Kann möglicherweise auch ein Selbsttest, den man im Internet macht, Gewissheit schaffen, bevor man zum Arzt geht? Die Psychologin rät ab: «Ein Selbsttest ersetzt keine Fachdiagnose! Er kann auch zu falschen Rückschlüssen führen und Panik verursachen.»
Und wie sieht es mit der Prävention einer Demenzerkrankung aus? Dazu gebe es viele Mythen. «Was immer richtig ist, sind eine gesunde, ausgewogene Ernährung und tägliche Bewegung – am besten in Gesellschaft. Denn das Gehirn leidet stark unter Einsamkeit und Isolation.» Ein gezieltes Gedächtnistraining helfe den grauen Zellen oft auf die Sprünge: Weiterbildung, Spiele machen, Rätsel lösen, Sprachen lernen, ein Musikinstrument spielen. «Dabei ist die Vielfalt wichtig. Immer nur Kreuzworträtsel lösen fordert das Gehirn auf Dauer zu wenig heraus. Beim Muskeltraining im Fitnesscenter trainiert man auch nicht nur einen Arm, sondern den ganzen Körper», sagt Becker.
Schutz vor Krankheit sei damit aber nicht garantiert. «Die Ursachen der häufigsten Demenzerkrankungen sind noch nicht völlig geklärt. Es gibt Patienten, die immer gesund gelebt haben und dennoch demenzkrank wurden. Sie fragen sich dann, was sie falsch gemacht haben.» Die Antwort sei einfach: «Nichts!»
Demenz ist eine Erkrankung des Gehirns, die meist im höheren Lebensalter auftritt, fortschreitend ist und zu einer Abnahme aller Hirnfunktionen führt, insbesondere des Gedächtnisses. Aber auch die Fähigkeit, Handlungsabläufe zu steuern, sich zu orientieren oder sich ein Urteil zu bilden, ist beeinträchtigt.
Hinter dem Begriff Demenz können verschiedene Erkrankungen stecken. Alzheimer ist mit etwa 70 Prozent die bekannteste und häufigste Demenzform.
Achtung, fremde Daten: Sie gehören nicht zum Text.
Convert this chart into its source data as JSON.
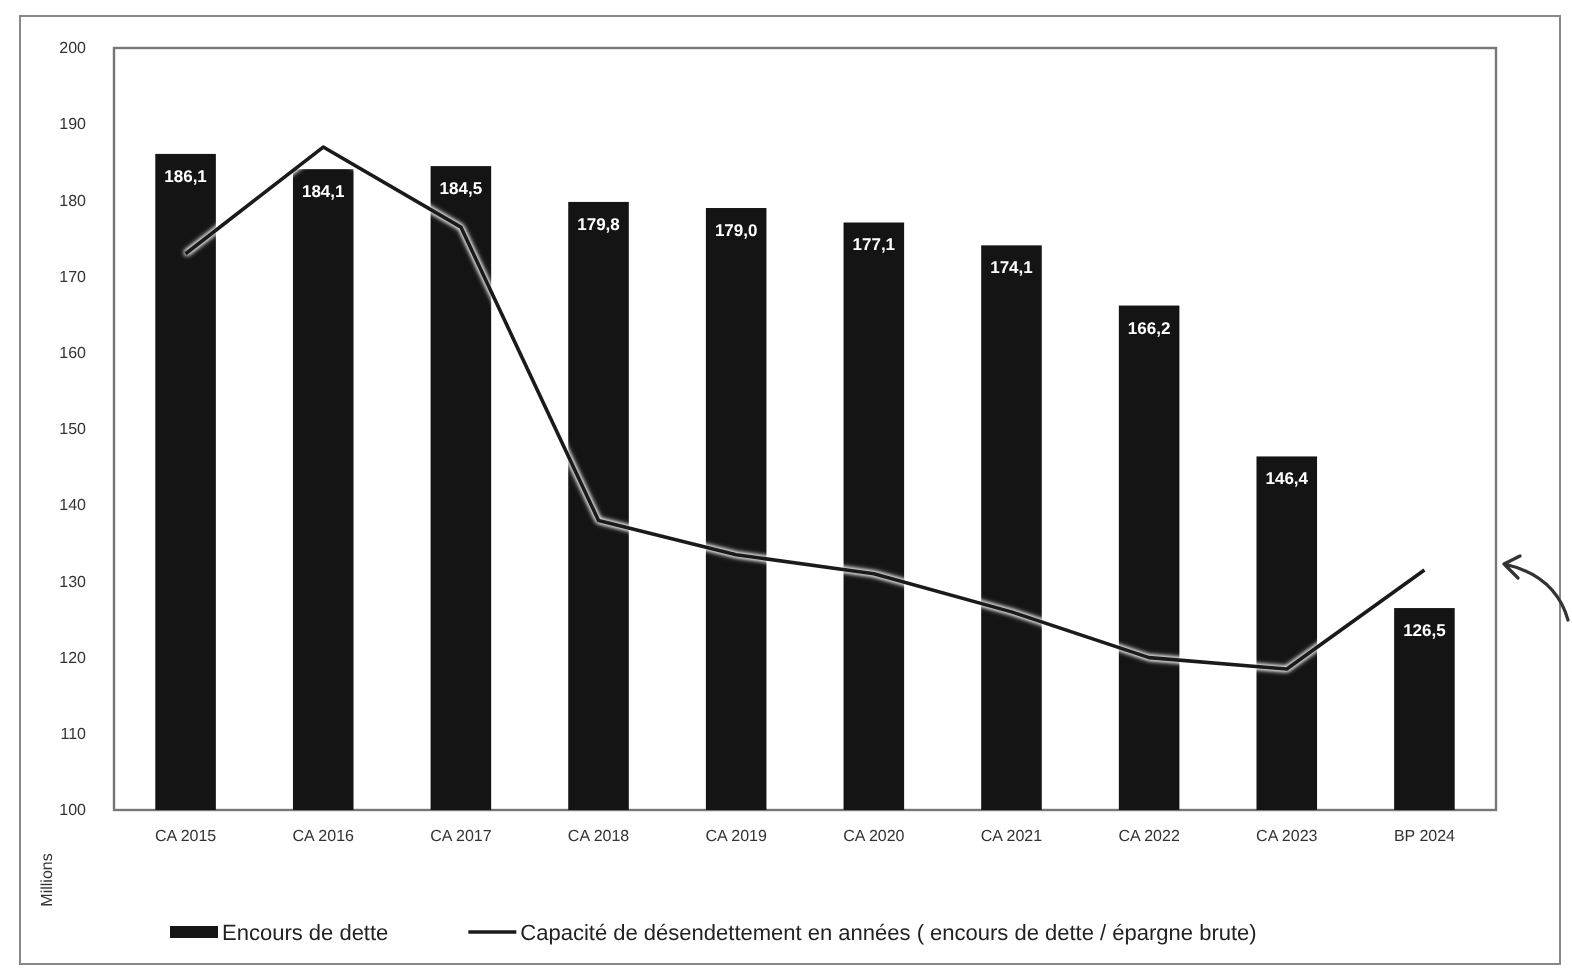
{
  "chart_data": {
    "type": "bar",
    "ylabel": "Millions",
    "categories": [
      "CA 2015",
      "CA 2016",
      "CA 2017",
      "CA 2018",
      "CA 2019",
      "CA 2020",
      "CA 2021",
      "CA 2022",
      "CA 2023",
      "BP 2024"
    ],
    "series": [
      {
        "name": "Encours de dette",
        "color": "#141414",
        "values": [
          186.1,
          184.1,
          184.5,
          179.8,
          179.0,
          177.1,
          174.1,
          166.2,
          146.4,
          126.5
        ],
        "value_labels": [
          "186,1",
          "184,1",
          "184,5",
          "179,8",
          "179,0",
          "177,1",
          "174,1",
          "166,2",
          "146,4",
          "126,5"
        ]
      },
      {
        "name": "Capacité de désendettement en années ( encours de dette / épargne brute)",
        "type": "line",
        "color": "#1a1a1a",
        "values": [
          173,
          187,
          176.5,
          138,
          133.5,
          131,
          126,
          120,
          118.5,
          131.5
        ]
      }
    ],
    "ylim": [
      100,
      200
    ],
    "yticks": [
      100,
      110,
      120,
      130,
      140,
      150,
      160,
      170,
      180,
      190,
      200
    ],
    "grid": false,
    "legend": "bottom",
    "marker": "none",
    "line_style": "solid"
  }
}
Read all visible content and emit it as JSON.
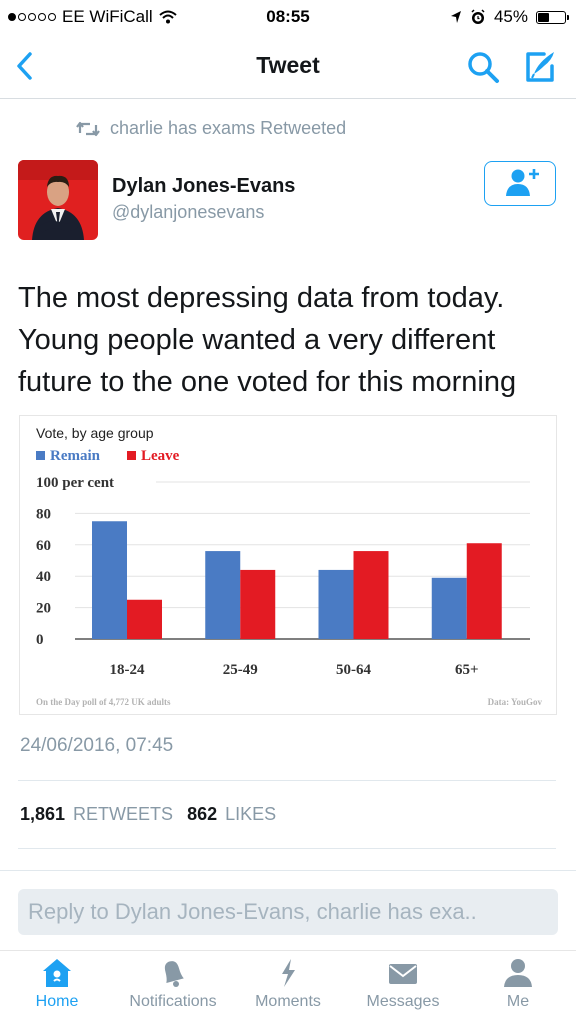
{
  "status_bar": {
    "carrier": "EE WiFiCall",
    "time": "08:55",
    "battery_text": "45%",
    "battery_level": 0.45
  },
  "nav": {
    "title": "Tweet",
    "icons": {
      "back": "chevron-left-icon",
      "search": "search-icon",
      "compose": "compose-icon"
    }
  },
  "tweet": {
    "retweeted_by": "charlie has exams Retweeted",
    "author_name": "Dylan Jones-Evans",
    "author_handle": "@dylanjonesevans",
    "text": "The most depressing data from today. Young people wanted a very different future to the one voted for this morning",
    "timestamp": "24/06/2016, 07:45",
    "retweets_count": "1,861",
    "retweets_label": "RETWEETS",
    "likes_count": "862",
    "likes_label": "LIKES"
  },
  "reply": {
    "placeholder": "Reply to Dylan Jones-Evans, charlie has exa.."
  },
  "tabs": [
    {
      "label": "Home",
      "icon": "home-icon",
      "active": true
    },
    {
      "label": "Notifications",
      "icon": "bell-icon",
      "active": false
    },
    {
      "label": "Moments",
      "icon": "lightning-icon",
      "active": false
    },
    {
      "label": "Messages",
      "icon": "envelope-icon",
      "active": false
    },
    {
      "label": "Me",
      "icon": "person-icon",
      "active": false
    }
  ],
  "colors": {
    "accent": "#1da1f2",
    "remain": "#4a7bc4",
    "leave": "#e31b23",
    "muted": "#8899a6"
  },
  "chart_data": {
    "type": "bar",
    "title": "Vote, by age group",
    "categories": [
      "18-24",
      "25-49",
      "50-64",
      "65+"
    ],
    "series": [
      {
        "name": "Remain",
        "values": [
          75,
          56,
          44,
          39
        ]
      },
      {
        "name": "Leave",
        "values": [
          25,
          44,
          56,
          61
        ]
      }
    ],
    "ylim": [
      0,
      100
    ],
    "yticks": [
      {
        "value": 100,
        "label": "100 per cent"
      },
      {
        "value": 80,
        "label": "80"
      },
      {
        "value": 60,
        "label": "60"
      },
      {
        "value": 40,
        "label": "40"
      },
      {
        "value": 20,
        "label": "20"
      },
      {
        "value": 0,
        "label": "0"
      }
    ],
    "grid": true,
    "legend": "top-left",
    "footnote_left": "On the Day poll of 4,772 UK adults",
    "footnote_right": "Data: YouGov"
  }
}
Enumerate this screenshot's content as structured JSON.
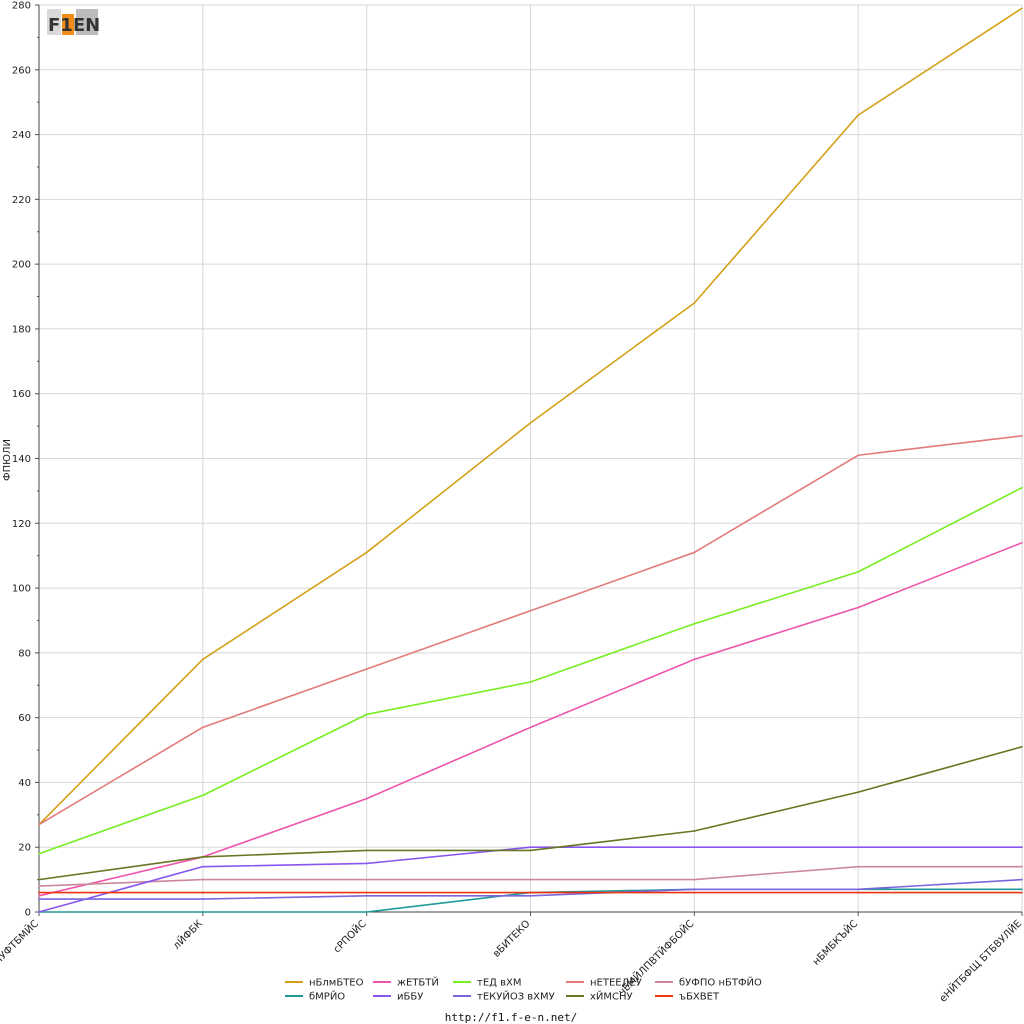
{
  "logo": {
    "text": "F1EN"
  },
  "chart_data": {
    "type": "line",
    "title": "",
    "xlabel": "",
    "ylabel": "ФПЮЛИ",
    "ylim": [
      0,
      280
    ],
    "yticks": [
      0,
      20,
      40,
      60,
      80,
      100,
      120,
      140,
      160,
      180,
      200,
      220,
      240,
      260,
      280
    ],
    "grid": true,
    "legend_position": "bottom-center",
    "categories": [
      "БЧУФТБМЙС",
      "лЙФБК",
      "сРПОЙС",
      "вБИТЕКО",
      "чЕМЙЛПВТЙФБОЙС",
      "нБМБКЪЙС",
      "еНЙТБФЩ БТБВУЛЙЕ"
    ],
    "series": [
      {
        "name": "нБлмБТЕО",
        "color": "#d4a017",
        "values": [
          27,
          78,
          111,
          151,
          188,
          246,
          279
        ]
      },
      {
        "name": "жЕТБТЙ",
        "color": "#ee55aa",
        "values": [
          5,
          17,
          35,
          57,
          78,
          94,
          114
        ]
      },
      {
        "name": "тЕД вХМ",
        "color": "#77ee22",
        "values": [
          18,
          36,
          61,
          71,
          89,
          105,
          131
        ]
      },
      {
        "name": "нЕТЕЕДЕУ",
        "color": "#e27a7a",
        "values": [
          27,
          57,
          75,
          93,
          111,
          141,
          147
        ]
      },
      {
        "name": "бУФПО нБТФЙО",
        "color": "#cc8899",
        "values": [
          8,
          10,
          10,
          10,
          10,
          14,
          14
        ]
      },
      {
        "name": "бМРЙО",
        "color": "#229999",
        "values": [
          0,
          0,
          0,
          6,
          7,
          7,
          7
        ]
      },
      {
        "name": "иББУ",
        "color": "#8855ee",
        "values": [
          0,
          14,
          15,
          20,
          20,
          20,
          20
        ]
      },
      {
        "name": "тЕКУЙОЗ вХМУ",
        "color": "#7766dd",
        "values": [
          4,
          4,
          5,
          5,
          7,
          7,
          10
        ]
      },
      {
        "name": "хЙМСНУ",
        "color": "#667722",
        "values": [
          10,
          17,
          19,
          19,
          25,
          37,
          51
        ]
      },
      {
        "name": "ъБХВЕТ",
        "color": "#ee3311",
        "values": [
          6,
          6,
          6,
          6,
          6,
          6,
          6
        ]
      }
    ],
    "legend_order": [
      "нБлмБТЕО",
      "жЕТБТЙ",
      "тЕД вХМ",
      "нЕТЕЕДЕУ",
      "бУФПО нБТФЙО",
      "бМРЙО",
      "иББУ",
      "тЕКУЙОЗ вХМУ",
      "хЙМСНУ",
      "ъБХВЕТ"
    ]
  },
  "footer": {
    "url": "http://f1.f-e-n.net/"
  }
}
An zweiter Stelle folgt die vaskuläre, also gefässbedingte Demenz.
Typisch für die Alzheimer-Demenz: Das Kurzzeitgedächtnis geht verloren. Der Mensch lebt in seinen Erinnerungen. Alzheimer-Demenz verläuft eher kontinuierlich mit schleichendem Beginn. Eine vaskuläre Demenz hingegen verläuft typischerweise schubartig. Zwischen den Schüben kann es zu einer leichten Verbesserung der Symptome kommen. Bei den 60- bis 70-Jährigen entwickeln rund fünf Prozent, bei den 70- bis 80-Jährigen bis zu zwölf Prozent und bei den 80- bis 90-Jährigen ein Viertel eine Demenz. Ab 90 Jahren ist die Hälfte betroffen.